If that was the norm, then certainly this type of analysis would not indicate otherwise. Are you implying that these government scientists have taken a decreasing effect (your claim, overstatements leading to downward revisions), manufactured data to indicate otherwise (understatements leading to upward revisions), and then dared to publish it? http://pubs.usgs.gov/fs/fs-202-96/FS-202-96.html
Interesting that you should pick the USGS Bruce. Yes they have a history of getting it MASSIVELY WRONG as demonstrated when they had to revise their US total reserve estimate down from 560Gb to 190Gb in 1970 after 14 years of disputing Hubbert's constant accusation that the USGS had grossly overstated US oil reserves, Hubbert was proved correct. Now 560Gb down to 190Gb ... that really is a huge overstating of reserves wouldn't you say?
"The USGS’s reputation goes back a long way. When the Shell geologist M. King Hubbert published his now legendary paper in April 1956, with its startling prediction that American oil production would peak and start to fall within 15 years, the Survey’s Deputy Chief Geologist Vincent McKelvey was among those who tried to discredit the forecast by promoting an estimate of the US oil resource that was almost three times higher than the biggest number used by Hubbert. This mattered because the central hypothesis of Hubbert’s work was that oil production tends to go into terminal decline at about the midpoint of depletion, when half the oil that will ever be produced from a given region is still underground. So the bigger the resource estimate, the longer the peak would be deferred.
The USGS numbers were proved conclusively wrong in 1970 when US oil production peaked and started to fall right on schedule, and by the “Arab oil embargo” three years later, which rubbed in just how right Hubbert had been; despite the most intense political and economic incentives to produce more oil, American output continued to drop. McKelvey was finally sacked in 1978, an event about which the USGS website is understandably coy."
And oil companies do have an incentive to overestimate oil reserves, it is called 'a higher share price' and overstating reserves is particularly useful if your bonus is directly derived from a higher SP. In 2004 Shell overstated its oil reserves, resulting in loss of confidence in the group, a £17 million fine by the Financial Services Authority and the departure of the chairman Philip Watts. A lawsuit resulted in the payment of $450 million to non-American shareholders in 2007.

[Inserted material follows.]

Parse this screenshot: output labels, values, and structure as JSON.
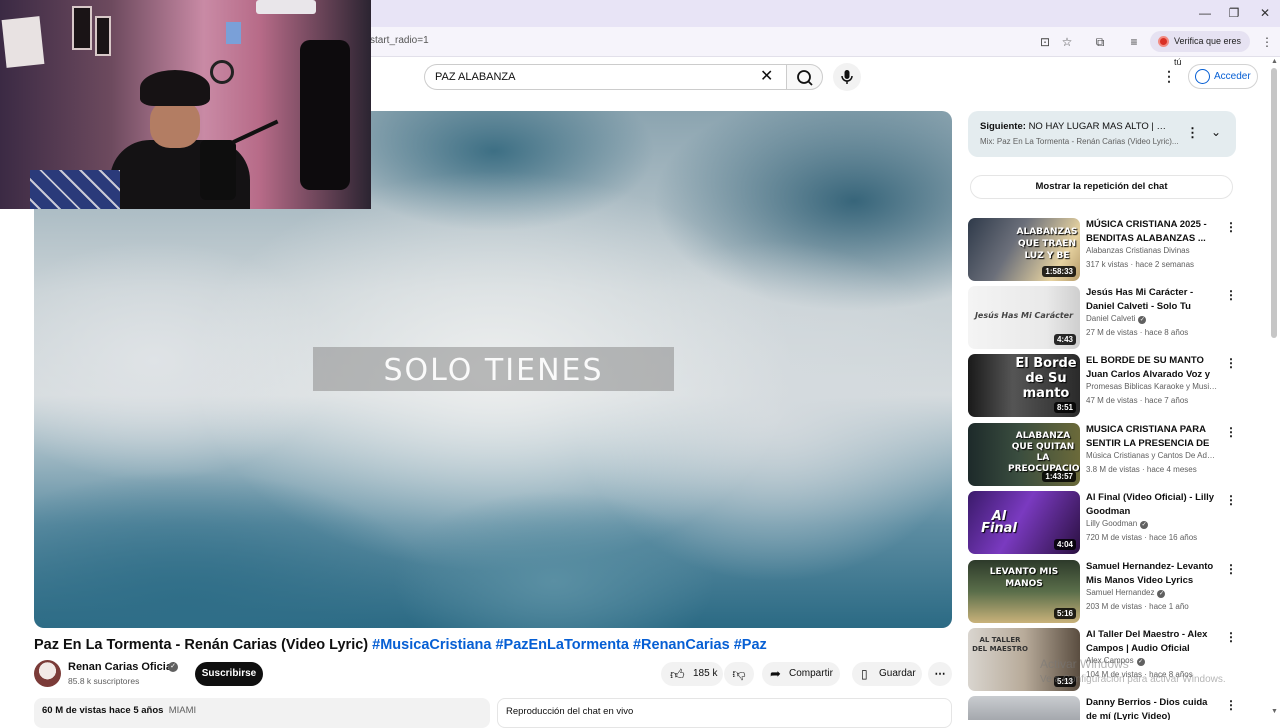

There are oil fields where reserves end up being higher than originally estimated however this is not really the norm. On the other hand overstating total company oil reserves is widespread.
Bruce_S wrote:Egypt also peaked 20 years ago, and you used the specter of depletion when speaking of Egypt's current problems. I have news, if things were peak oil /depletion related, we would have been alot younger discussing this connection.
Yes I did use the spectre of depletion simply because Egypt now is a net importer of oil and had recently cut all oil product subsidies to the general populous. Oil had gone from being their biggest export to nothing IN THE LAST FEW YEARS. That, my friend is a big deal. There has been a big shift in their fortunes since oil peaked and now it's even worse since they now have zero net income from oil.